They’ve performed at some of the nation’s most prestigious concert venues, recorded film soundtracks, and sung to international leaders, and on Friday afternoon the West Point Glee Club brought their harmonies to an audience of homeless people in downtown San Diego.

“I loved it,” said Johnny Joyce, one of several dozen people who watched the concert at the Alpha Project homeless shelter on Newton Avenue in the East Village.

“For them to come down to give this to people who have nothing, that’s what it’s about,” said Joyce, who has been homeless since 2015.

Thirty-nine cadets from the choir performed earlier in the day at the VA Hospital in La Jolla and were scheduled to sing at a free public concert Saturday at La Jolla United Methodist Church.

The West Point choir perform and serve dinner to the residents of the Alpha Project homeless shelter.

Glee Club Director Constance Chase said an endowment created by West Point graduates funds out-of-state trips for the choir, which recently went to Orlando, Fla., and Salt Lake City, where they performed with the Tabernacle Choir and Orchestra. The Utah concert can be seen on YouTube.

The choir typically performs for an organization in each city, and as she prepared for the San Diego trip, someone at West Point told Chase to look up Gary Krahn, head of school at La Jolla Country Day School and a 1977 West Point graduate who used to run the math department at the New York-based military academy.
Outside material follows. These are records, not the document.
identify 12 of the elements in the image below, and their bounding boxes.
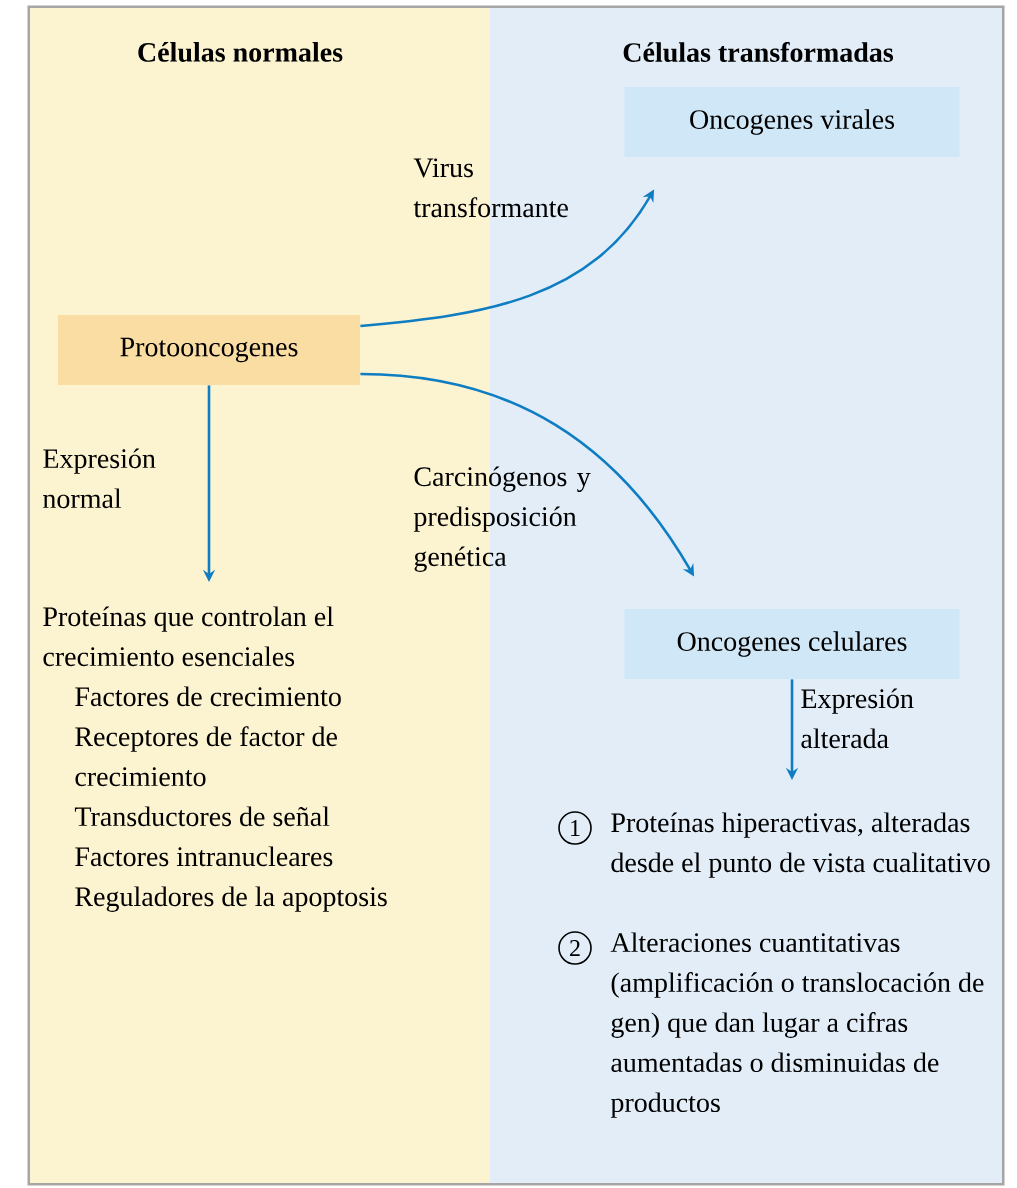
edge-label: Expresión alterada: [801, 688, 914, 749]
protein-list: Proteínas que controlan el crecimiento esenciales Factores de crecimiento Receptores de factor de crecimiento Transductores de señal Factores intranucleares Reguladores de la apoptosis: [43, 606, 387, 912]
list-item: Alteraciones cuantitativas (amplificación o translocación de gen) que dan lugar a cifras aumentadas o disminuidas de productos: [610, 932, 984, 1118]
gene-box: Oncogenes celulares: [624, 609, 960, 679]
edge-label: Virus transformante: [413, 158, 568, 218]
edge-label: Carcinógenos y predisposición genética: [413, 466, 591, 572]
gene-box: Oncogenes virales: [624, 87, 960, 157]
gene-box: Protooncogenes: [58, 315, 360, 385]
callout-number: 1: [558, 811, 592, 845]
callout-number: 2: [558, 931, 592, 965]
edge-label: Expresión normal: [43, 448, 156, 509]
list-item: Proteínas hiperactivas, alteradas desde el punto de vista cualitativo: [611, 812, 990, 878]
Krahn, who retired as a brigadier general in 2006, suggested the cadets stop by the shelter run by Alpha Project President and CEO Bob McElroy, who attended Crawford High with him in the early 1970s.

“This is a good meeting for you,” Krahn told cadets after his high school friend gave them a tour of the shelter. “Remember duty, honor, country. And if you really listen to Bob here, it’s duty, honor, dignity. Not just serving country, but serving something bigger than yourself.

“What happens here is like a mini-West Point,” he continued. “It’s about selfless service, about doing something for other people not just because it makes you feel good, but because it makes the world a better place.”

Dressed in pressed white shirts, white caps and gray slacks or skirts adorned with a red sash, the Glee Club performed about a dozen songs in tight harmonies that brought smiles and rousing applause from their audience.

Cadets of West Point perform for residents at the Alpha Project shelter in downtown San Diego on Friday.

(Alejandro Tamayo/The San Diego Union-Tribune)

Among the best-received songs was the female section’s rendition of Bill Wither’s “Lean on Me,” which had the audience joining in for the hand-clapping section of the song, and Pharrell Williams’ “Happy.”

An all-male portion of the show had audience members laughing at the singer’s antics during “Coney Island Baby” and “Good Old A Capella.”

The student choir is more than 100 years old and has performed at Carnegie Hall, Lincoln Center, Boston Pops, Opera Orchestra of New York, the Super Bowl and many other venues. On Friday, their stage was asphalt, in front of a row of portable toilets and an appreciative audience.

“It was awesome,” said Tangela Payne, who has been at the shelter for about a year and was on the street for a year before then.

Gary Krahn is shown with Bob McElroy.

Gary Krahn (left), a West Point graduate, suggested the Glee Club come to the homeless shelter that is run by his high school friend Bob McElroy (right).

(Alejandro Tamayo/The San Diego Union-Tribune)

“That’s what we need,” said Payne, who is attending City College with a plan to become a certified personal trainer. “We need good stuff like this to get our heads out of the clouds, to keep our heads in a happy mode, stop thinking about things for a little bit and just relax and enjoy our day.”

The performance also was meaningful to cadet Emma Larson, a sophomore visiting San Diego for the first time.

“We normally go to VA hospitals to reach out to former military, but we’ve never come to a homeless shelter before, at least in my time,” she said. “But it is an incredible opportunity. This is really heartfelt. I’ve had family members who used to be homeless, so it has a personal touch to it. It means a lot to be able to reach out and provide some sort of love and support.”